Desmond Thomas Doss was an US Army corporal and medic during World War 2. His religion forbade him to carry a gun or threat another human being, considered very inconvenient at the time of his drafting into the unit. Doss was considered as a conscientious objector and placed as a non-combatant. He was often the subject of ridicule from his co-soldiers. While serving as a field medic at Okinawa, his unit was attacked by the Japanese. Positioned on the top of a cliff, the unit had no escape route. Doss promptly rigged up a stretcher which could be lowered to the ground below with the help of ropes and pulleys. He then brought down each men of his unit to safety one by one under heavy enemy fire. President Harry Truman, while awarding Doss the Medal of Honor, said that he pulled 75 men to safety. Doss insisted it was much lesser at 50. He was the only conscientious objector in World War 2 to get a Medal of Honor.
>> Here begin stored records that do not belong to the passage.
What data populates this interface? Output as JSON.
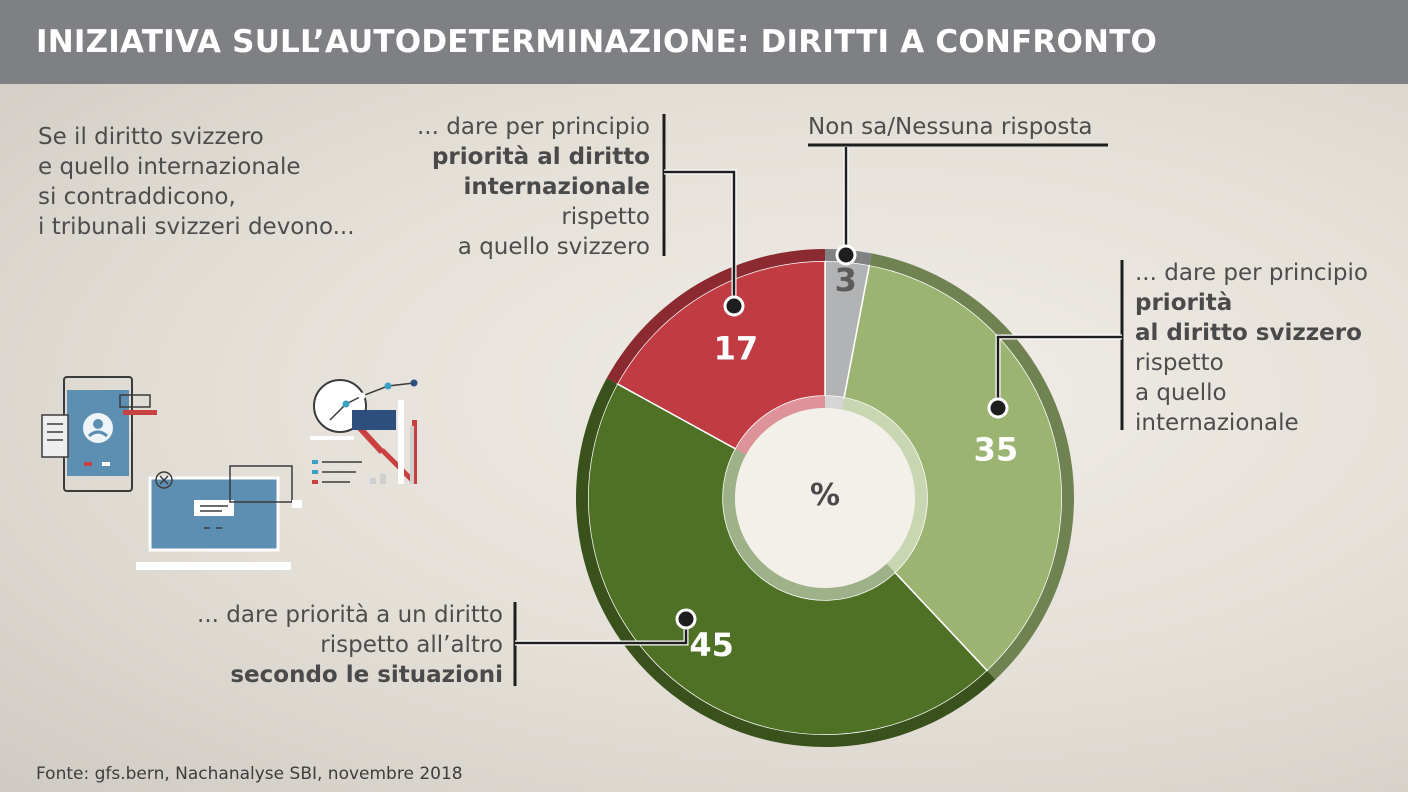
{
  "title": "INIZIATIVA SULL’AUTODETERMINAZIONE: DIRITTI A CONFRONTO",
  "intro": [
    "Se il diritto svizzero",
    "e quello internazionale",
    "si contraddicono,",
    "i tribunali svizzeri devono..."
  ],
  "source": "Fonte: gfs.bern, Nachanalyse SBI, novembre 2018",
  "center_label": "%",
  "labels": {
    "no_answer": "Non sa/Nessuna risposta",
    "international": [
      "... dare per principio",
      "priorità al diritto",
      "internazionale",
      "rispetto",
      "a quello svizzero"
    ],
    "swiss": [
      "...  dare per principio",
      "priorità",
      "al diritto svizzero",
      "rispetto",
      "a quello",
      "internazionale"
    ],
    "situations": [
      "... dare priorità a un diritto",
      "rispetto all’altro",
      "secondo le situazioni"
    ]
  },
  "colors": {
    "header": "#7f8083",
    "no_answer": "#b2b3b5",
    "swiss": "#9bb472",
    "situations": "#4f7126",
    "international": "#c13b43"
  },
  "chart_data": {
    "type": "pie",
    "unit": "%",
    "categories": [
      "Non sa/Nessuna risposta",
      "priorità al diritto svizzero",
      "secondo le situazioni",
      "priorità al diritto internazionale"
    ],
    "values": [
      3,
      35,
      45,
      17
    ]
  }
}
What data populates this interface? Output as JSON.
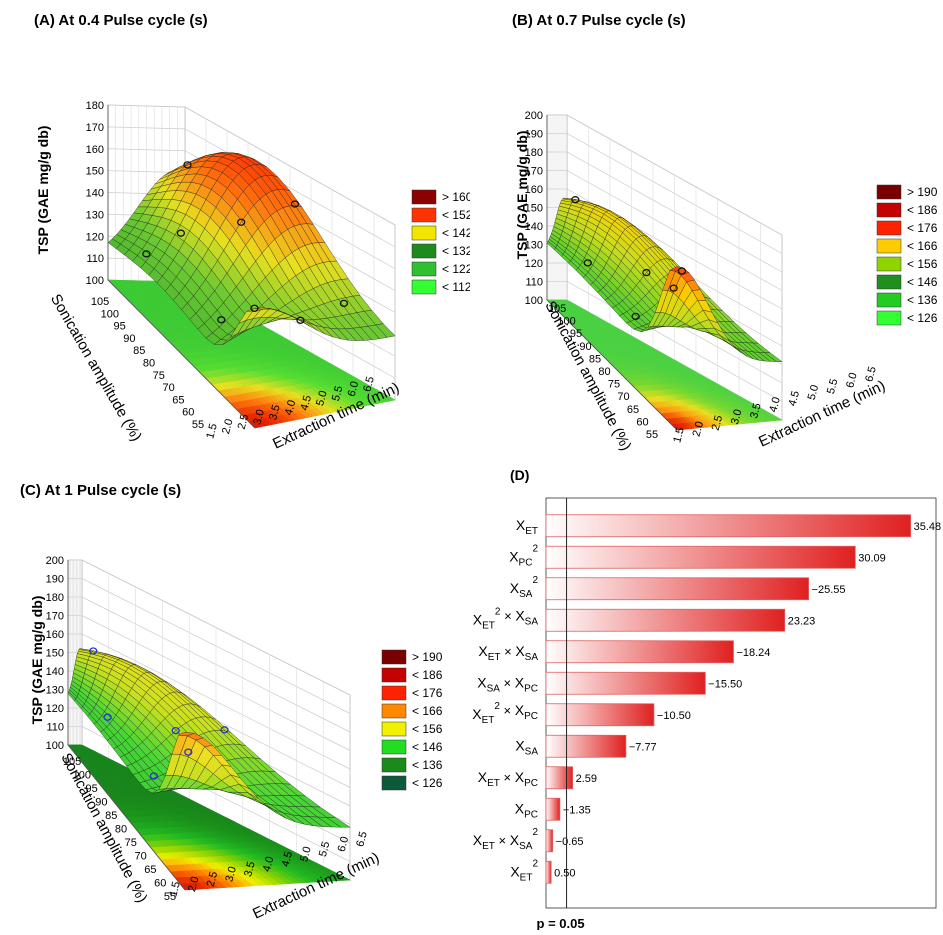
{
  "surface_panels": [
    {
      "title": "(A) At 0.4 Pulse cycle (s)",
      "zlabel": "TSP (GAE mg/g db)",
      "ylabel": "Sonication amplitude (%)",
      "xlabel": "Extraction time (min)",
      "z_ticks": [
        "100",
        "110",
        "120",
        "130",
        "140",
        "150",
        "160",
        "170",
        "180"
      ],
      "y_ticks": [
        "105",
        "100",
        "95",
        "90",
        "85",
        "80",
        "75",
        "70",
        "65",
        "60",
        "55"
      ],
      "x_ticks": [
        "1.5",
        "2.0",
        "2.5",
        "3.0",
        "3.5",
        "4.0",
        "4.5",
        "5.0",
        "5.5",
        "6.0",
        "6.5"
      ],
      "legend": [
        {
          "label": "> 160",
          "color": "#8b0000"
        },
        {
          "label": "< 152",
          "color": "#ff3300"
        },
        {
          "label": "< 142",
          "color": "#f2e600"
        },
        {
          "label": "< 132",
          "color": "#1e8a1e"
        },
        {
          "label": "< 122",
          "color": "#2fbf2f"
        },
        {
          "label": "< 112",
          "color": "#33ff33"
        }
      ]
    },
    {
      "title": "(B) At 0.7 Pulse cycle (s)",
      "zlabel": "TSP (GAE mg/g db)",
      "ylabel": "Sonication amplitude (%)",
      "xlabel": "Extraction time (min)",
      "z_ticks": [
        "100",
        "110",
        "120",
        "130",
        "140",
        "150",
        "160",
        "170",
        "180",
        "190",
        "200"
      ],
      "y_ticks": [
        "105",
        "100",
        "95",
        "90",
        "85",
        "80",
        "75",
        "70",
        "65",
        "60",
        "55"
      ],
      "x_ticks": [
        "1.5",
        "2.0",
        "2.5",
        "3.0",
        "3.5",
        "4.0",
        "4.5",
        "5.0",
        "5.5",
        "6.0",
        "6.5"
      ],
      "legend": [
        {
          "label": "> 190",
          "color": "#7a0000"
        },
        {
          "label": "< 186",
          "color": "#c40000"
        },
        {
          "label": "< 176",
          "color": "#ff2200"
        },
        {
          "label": "< 166",
          "color": "#ffcc00"
        },
        {
          "label": "< 156",
          "color": "#8fd400"
        },
        {
          "label": "< 146",
          "color": "#1f8f1f"
        },
        {
          "label": "< 136",
          "color": "#22cc22"
        },
        {
          "label": "< 126",
          "color": "#33ff33"
        }
      ]
    },
    {
      "title": "(C) At 1 Pulse cycle (s)",
      "zlabel": "TSP (GAE mg/g db)",
      "ylabel": "Sonication amplitude (%)",
      "xlabel": "Extraction time (min)",
      "z_ticks": [
        "100",
        "110",
        "120",
        "130",
        "140",
        "150",
        "160",
        "170",
        "180",
        "190",
        "200"
      ],
      "y_ticks": [
        "105",
        "100",
        "95",
        "90",
        "85",
        "80",
        "75",
        "70",
        "65",
        "60",
        "55"
      ],
      "x_ticks": [
        "1.5",
        "2.0",
        "2.5",
        "3.0",
        "3.5",
        "4.0",
        "4.5",
        "5.0",
        "5.5",
        "6.0",
        "6.5"
      ],
      "legend": [
        {
          "label": "> 190",
          "color": "#7a0000"
        },
        {
          "label": "< 186",
          "color": "#c40000"
        },
        {
          "label": "< 176",
          "color": "#ff2200"
        },
        {
          "label": "< 166",
          "color": "#ff8800"
        },
        {
          "label": "< 156",
          "color": "#f0f000"
        },
        {
          "label": "< 146",
          "color": "#22dd22"
        },
        {
          "label": "< 136",
          "color": "#1a8a1a"
        },
        {
          "label": "< 126",
          "color": "#0b5a3a"
        }
      ]
    }
  ],
  "chart_data": {
    "type": "bar",
    "title": "(D)",
    "orientation": "horizontal",
    "categories": [
      {
        "base": "X",
        "sub": "ET",
        "sup": ""
      },
      {
        "base": "X",
        "sub": "PC",
        "sup": "2"
      },
      {
        "base": "X",
        "sub": "SA",
        "sup": "2"
      },
      {
        "base": "X",
        "sub": "ET",
        "sup": "2",
        "op": " × ",
        "base2": "X",
        "sub2": "SA",
        "sup2": ""
      },
      {
        "base": "X",
        "sub": "ET",
        "sup": "",
        "op": " × ",
        "base2": "X",
        "sub2": "SA",
        "sup2": ""
      },
      {
        "base": "X",
        "sub": "SA",
        "sup": "",
        "op": " × ",
        "base2": "X",
        "sub2": "PC",
        "sup2": ""
      },
      {
        "base": "X",
        "sub": "ET",
        "sup": "2",
        "op": " × ",
        "base2": "X",
        "sub2": "PC",
        "sup2": ""
      },
      {
        "base": "X",
        "sub": "SA",
        "sup": ""
      },
      {
        "base": "X",
        "sub": "ET",
        "sup": "",
        "op": " × ",
        "base2": "X",
        "sub2": "PC",
        "sup2": ""
      },
      {
        "base": "X",
        "sub": "PC",
        "sup": ""
      },
      {
        "base": "X",
        "sub": "ET",
        "sup": "",
        "op": " × ",
        "base2": "X",
        "sub2": "SA",
        "sup2": "2"
      },
      {
        "base": "X",
        "sub": "ET",
        "sup": "2"
      }
    ],
    "value_labels": [
      "35.48",
      "30.09",
      "−25.55",
      "23.23",
      "−18.24",
      "−15.50",
      "−10.50",
      "−7.77",
      "2.59",
      "−1.35",
      "−0.65",
      "0.50"
    ],
    "values": [
      35.48,
      30.09,
      25.55,
      23.23,
      18.24,
      15.5,
      10.5,
      7.77,
      2.59,
      1.35,
      0.65,
      0.5
    ],
    "reference_line": {
      "label": "p = 0.05",
      "value": 2.0
    },
    "xlim": [
      0,
      36
    ],
    "bar_color": "#e02020"
  }
}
There are several World War 2 stories of exemplary courage buried in the scarred memories of the Holocaust. But none probably stands out as much as that of Irena Sendler. When Nazis invaded her native Poland and threw all Jews in a high-walled ghetto, Sendler knew what was about to happen. Being a trained nurse and a social worker, Sendler sneaked in food and medicines inside the ghetto, escaping Nazi eyes. But what she sneaked out was even more phenomenal. Sendler and some members from the Polish Resistance, whisked out around 2500 children from the ghetto, sedated and placed them in burlap sacks and toolboxes, and smuggled them out in her truck. The children were sent to Christian orphanages via a network of likeminded comrades. They were given new identities. Sendler buried their real names in a jar in her backyard. She was eventually nabbed by the Nazis, tortured, and both her legs were broken. After the war she tried to unite the children with their families without much success.
Witold Pilecki was a Polish soldier and one of the founders of Tajna Armia Polska, a Resistance group in Nazi occupied Poland, in November 1939. But more importantly, Pilecki was perhaps the only person, who purposefully incarcerated himself in Auschwitz during World War 2. As a Resistance fighter, Pilecki arranged for his own arrest and was dispatched to the labor camp. He spent two years in Auschwitz and gathered evidence of Nazi brutalities to convince the Allies that the Germans were not running conventional prisons. He transmitted information about the huge number of deaths in the camp, with the help of the Resistance, often smuggling out papers in the laundry. The Allies understood the real situation in the camps much because of Pilecki. The Polish soldier, along with two other comrades, escaped Auschwitz in 1943, overpowering a night guard. Notwithstanding his heroics, Pilecki was executed by the Russian Secret Police after the war ended, because of his loyalty to the non-communist exiled Polish government.
15 September 1940. Flight sergeant John Hannah of the Royal Air Force (RAF) was carrying out a raid on German invasion barges at Antwerp. He soon came under anti-aircraft gunfire and took a direct hit. A fierce fire engulfed the entire fuselage. As the floor below melted in intense heat, gunner George James bailed out. Hannah, instead of following suit, tried to put out the fire with a couple of extinguishers inside the plane. When those went empty Hannah used his flight log book—and finally—his own hands to stop the fast spreading blaze. Another member of the crew escaped from the now claustrophobic aircraft. Hannah managed to douse the fire but suffered near-severe burns. He crawled through to pilot CA Connor and told him the flames were out. Hannah took over the navigation while Connor flew the damaged bomber back to base. The 18-year old sergeant was later awarded the Victoria Cross.